あれからすっかり打ち解けて、陣平とはLINEでよく話すようになった。
当然多忙なのは陣平の方だから、彼から来たトークに私が返信するパターンばかり。
だけどそれは私にとって、楽しみでワクワクする時間でもあった。
陣平がその日にあったことや、私の知らない色んなことを教えてくれるから。
「はぁ」
元の世界の自分の家のベランダから見るより、明るい景色と夜空。
初めて夜にベランダに出た時、明らかに肉眼で見える星の数が少なくて、ちょーガッカリした。
今日も天気がいいのに、勿体ないな。
人工的な明かりは、すぐに見飽きる。
やっぱり、満天の星に敵うモノはない。
「もうすぐ…」
此処に来て先ず確認したのは、彼らの年齢だった。
私が助けていいの?
私は何の為に、此処へ来たの?
そう何度考え悩んだところで、勿論、誰も答えてはくれなくて。
この先『名探偵コナン』の物語通りに、彼らの死を迎え入れなければならない?
彼らの生命の行方は?
また、彼らを喪ってしまうのだけは絶対に嫌だ。
此処へ来た時間的考慮して、萩原研二はもう戻らない。それだけがとても残念で、堪らなく悔しくて哀しい。
それなら。
そう考えてしまうのは、私のエゴ?
これからこの世界の物語がどう展開していくのかは分からないけど、せめて、この世界だけは私の望み通りに彼らの生命を助けてもいい?

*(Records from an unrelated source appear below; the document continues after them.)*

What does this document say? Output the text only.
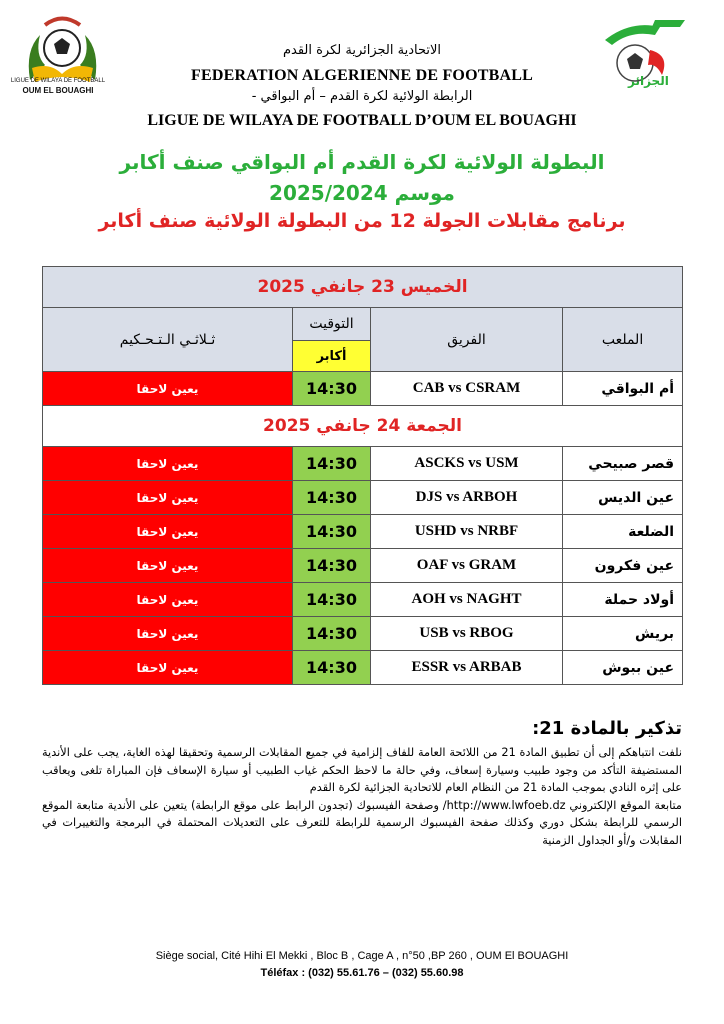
LIGUE DE WILAYA DE FOOTBALL
OUM EL BOUAGHI
الجزائر
الاتحادية الجزائرية لكرة القدم
FEDERATION ALGERIENNE DE FOOTBALL
- الرابطة الولائية لكرة القدم – أم البواقي
LIGUE DE WILAYA DE FOOTBALL D’OUM EL BOUAGHI
البطولة الولائية لكرة القدم أم البواقي صنف أكابر
موسم 2025/2024
برنامج مقابلات الجولة 12 من البطولة الولائية صنف أكابر
الخميس 23 جانفي 2025			
ثـلاثـي الـتـحـكيم	التوقيت	الفريق	الملعب
	أكابر		
يعين لاحقا	14:30	CAB vs CSRAM	أم البواقي
الجمعة 24 جانفي 2025			
يعين لاحقا	14:30	ASCKS vs USM	قصر صبيحي
يعين لاحقا	14:30	DJS vs ARBOH	عين الديس
يعين لاحقا	14:30	USHD vs NRBF	الضلعة
يعين لاحقا	14:30	OAF vs GRAM	عين فكرون
يعين لاحقا	14:30	AOH vs NAGHT	أولاد حملة
يعين لاحقا	14:30	USB vs RBOG	بريش
يعين لاحقا	14:30	ESSR vs ARBAB	عين ببوش
تذكير بالمادة 21:

نلفت انتباهكم إلى أن تطبيق المادة 21 من اللائحة العامة للفاف إلزامية في جميع المقابلات الرسمية وتحقيقا لهذه الغاية، يجب على الأندية المستضيفة التأكد من وجود طبيب وسيارة إسعاف، وفي حالة ما لاحظ الحكم غياب الطبيب أو سيارة الإسعاف فإن المباراة تلغى ويعاقب على إثره النادي بموجب المادة 21 من النظام العام للاتحادية الجزائية لكرة القدم

متابعة الموقع الإلكتروني http://www.lwfoeb.dz/ وصفحة الفيسبوك (تجدون الرابط على موقع الرابطة) يتعين على الأندية متابعة الموقع الرسمي للرابطة بشكل دوري وكذلك صفحة الفيسبوك الرسمية للرابطة للتعرف على التعديلات المحتملة في البرمجة والتغييرات في المقابلات و/أو الجداول الزمنية

Siège social, Cité Hihi El Mekki , Bloc B , Cage A , n°50 ,BP 260 , OUM El BOUAGHI
Téléfax : (032) 55.61.76 – (032) 55.60.98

でもそうなると、必然的に元の物語に歪みが出てしまう。
それでも。
元々はいないはずの私の生命を引き換えにしてでも、助けたい。
未来をまだ何も知らない彼らの哀しい想いを感じ、哀しい顔を傍で見るぐらい、なら。
此処で過ごす時間が長くなる程、その思いはただ強くなるばかり。
「ハア」
「どうした?そんな深いため息を洩らして」
「!!」
びっ、ビックリした~!!
気配も無しに背後から突然声を掛けられて、自分でもこの身体がビクリと跳ねたのが分かった。
「冷えてる。風邪ひくだろ」
後ろを振り返ると、グッと腕を掴まれた。
痛くはない、だけど拘束はする、絶妙な力加減で。
このフェミニスト具合は、一体何処から来るの?
ホント天性の人タラシだわ、この人!
そのまま部屋の中へと連れ戻され、窓もカーテンもきちんと締められた。